In practice, a vector is a code-maintained contiguous buffer of data. Each element is set up adjacent to the next in an array-like fashion.
When elements move around, in practice, they just move around. Pointers point to locations in that buffer, so if the element moves, in practice the pointer just ends up pointing somewhere else.
However, the C++ standard is more strict. When an iterator is invalidated, so are references and pointers to that location. There are a number of operations that can invalidate an iterator that do not, logically, change the fact that the array is actually going to be the same buffer. For example, if you .erase
an element, it invalidates every iterator at that location and afterwards.
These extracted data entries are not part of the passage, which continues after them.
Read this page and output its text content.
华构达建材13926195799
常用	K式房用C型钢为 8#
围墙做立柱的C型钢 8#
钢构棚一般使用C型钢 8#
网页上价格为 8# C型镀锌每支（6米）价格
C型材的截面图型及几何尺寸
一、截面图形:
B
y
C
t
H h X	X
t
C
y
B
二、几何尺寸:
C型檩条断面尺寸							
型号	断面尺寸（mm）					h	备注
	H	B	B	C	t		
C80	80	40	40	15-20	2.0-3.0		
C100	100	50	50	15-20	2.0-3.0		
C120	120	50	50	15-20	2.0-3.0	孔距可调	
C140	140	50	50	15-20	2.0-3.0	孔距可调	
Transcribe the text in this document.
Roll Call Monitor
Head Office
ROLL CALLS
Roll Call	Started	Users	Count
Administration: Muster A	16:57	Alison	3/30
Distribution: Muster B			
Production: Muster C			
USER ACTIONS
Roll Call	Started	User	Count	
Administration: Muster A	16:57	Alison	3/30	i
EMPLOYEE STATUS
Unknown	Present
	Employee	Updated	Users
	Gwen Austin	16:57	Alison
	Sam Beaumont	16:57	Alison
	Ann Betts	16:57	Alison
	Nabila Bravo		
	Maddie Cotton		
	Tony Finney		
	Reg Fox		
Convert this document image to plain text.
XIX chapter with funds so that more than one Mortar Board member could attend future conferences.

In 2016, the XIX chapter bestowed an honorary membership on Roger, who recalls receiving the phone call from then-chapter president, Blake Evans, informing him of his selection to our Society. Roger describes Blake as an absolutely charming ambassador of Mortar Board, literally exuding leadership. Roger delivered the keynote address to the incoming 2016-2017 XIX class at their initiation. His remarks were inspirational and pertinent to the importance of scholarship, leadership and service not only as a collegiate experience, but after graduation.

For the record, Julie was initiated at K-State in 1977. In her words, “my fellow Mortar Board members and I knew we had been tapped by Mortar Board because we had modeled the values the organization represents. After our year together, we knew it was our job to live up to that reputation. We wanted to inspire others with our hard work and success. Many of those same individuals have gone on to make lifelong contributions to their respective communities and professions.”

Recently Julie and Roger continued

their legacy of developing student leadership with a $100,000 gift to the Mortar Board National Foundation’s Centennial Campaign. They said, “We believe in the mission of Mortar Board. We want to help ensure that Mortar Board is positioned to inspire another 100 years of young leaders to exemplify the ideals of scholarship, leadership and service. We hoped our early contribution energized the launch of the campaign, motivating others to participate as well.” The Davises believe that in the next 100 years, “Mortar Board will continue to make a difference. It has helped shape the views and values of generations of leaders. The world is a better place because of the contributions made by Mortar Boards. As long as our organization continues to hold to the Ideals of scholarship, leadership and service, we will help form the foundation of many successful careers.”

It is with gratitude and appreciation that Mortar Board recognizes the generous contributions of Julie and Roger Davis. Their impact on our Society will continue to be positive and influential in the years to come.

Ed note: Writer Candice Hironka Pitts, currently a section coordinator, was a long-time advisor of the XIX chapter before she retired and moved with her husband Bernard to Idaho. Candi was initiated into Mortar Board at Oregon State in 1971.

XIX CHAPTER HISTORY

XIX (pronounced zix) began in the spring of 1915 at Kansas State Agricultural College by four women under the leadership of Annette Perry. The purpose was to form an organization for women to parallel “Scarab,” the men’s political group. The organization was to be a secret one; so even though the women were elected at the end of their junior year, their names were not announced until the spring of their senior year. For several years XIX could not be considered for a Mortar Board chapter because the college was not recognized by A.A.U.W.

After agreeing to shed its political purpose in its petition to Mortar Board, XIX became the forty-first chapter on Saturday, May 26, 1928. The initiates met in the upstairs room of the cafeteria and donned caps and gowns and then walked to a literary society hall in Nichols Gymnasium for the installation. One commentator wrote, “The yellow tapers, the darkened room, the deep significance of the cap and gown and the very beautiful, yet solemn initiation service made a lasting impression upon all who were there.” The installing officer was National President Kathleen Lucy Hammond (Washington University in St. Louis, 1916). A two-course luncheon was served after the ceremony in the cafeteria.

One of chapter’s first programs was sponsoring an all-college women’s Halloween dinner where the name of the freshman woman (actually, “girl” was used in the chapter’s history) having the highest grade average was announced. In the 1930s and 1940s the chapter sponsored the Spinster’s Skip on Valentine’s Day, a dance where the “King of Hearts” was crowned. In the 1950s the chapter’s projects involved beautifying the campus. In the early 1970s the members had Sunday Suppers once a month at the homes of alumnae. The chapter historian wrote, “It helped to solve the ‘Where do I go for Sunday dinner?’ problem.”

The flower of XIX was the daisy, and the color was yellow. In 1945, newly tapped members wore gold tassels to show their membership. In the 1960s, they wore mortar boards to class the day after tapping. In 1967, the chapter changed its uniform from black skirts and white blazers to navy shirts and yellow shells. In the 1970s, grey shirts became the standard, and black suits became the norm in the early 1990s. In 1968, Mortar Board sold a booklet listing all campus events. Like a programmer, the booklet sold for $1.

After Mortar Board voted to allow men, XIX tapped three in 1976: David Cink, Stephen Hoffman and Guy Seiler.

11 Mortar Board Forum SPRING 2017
In practice a pointer to the element will end up pointing at what was the "next" element in the list, but the standard doesn't guarantee that.
std::shuffle
does not invalidate any iterators. It just changes the values stored there. So a pointer to the nth element will both in practice, and in theory, still point to the nth element.
When the vector is expanded, if you expand it beyond .capacity()
, all iterators are invalidated. In practice it actually moves the data to a new location, and the pointers are now danging pointers.
When you reduce (via .erase(it)
or .erase(a,b)
), all iterators at or after the first argument are invalidated. This means that references and pointers to these elements are also invalidated. In practice, they will now refer to elements "further down the chain" (if such elements exist), as neither .erase
will cause your buffer to reallocate, but this is not guaranteed by the standard.
There are other operations that can invalidate iterators. .shrink_to_fit()
can, as can vector<X>(vec).swap(vec)
(the C++03 version of shrink-to-fit), and .reserve()
and operations that grow the size beyond .capacity()
.
The operations that cause .capcity()
to change will actually make your pointers invalid (or those that make the pointers point beyond-the-end) in practice and in theory.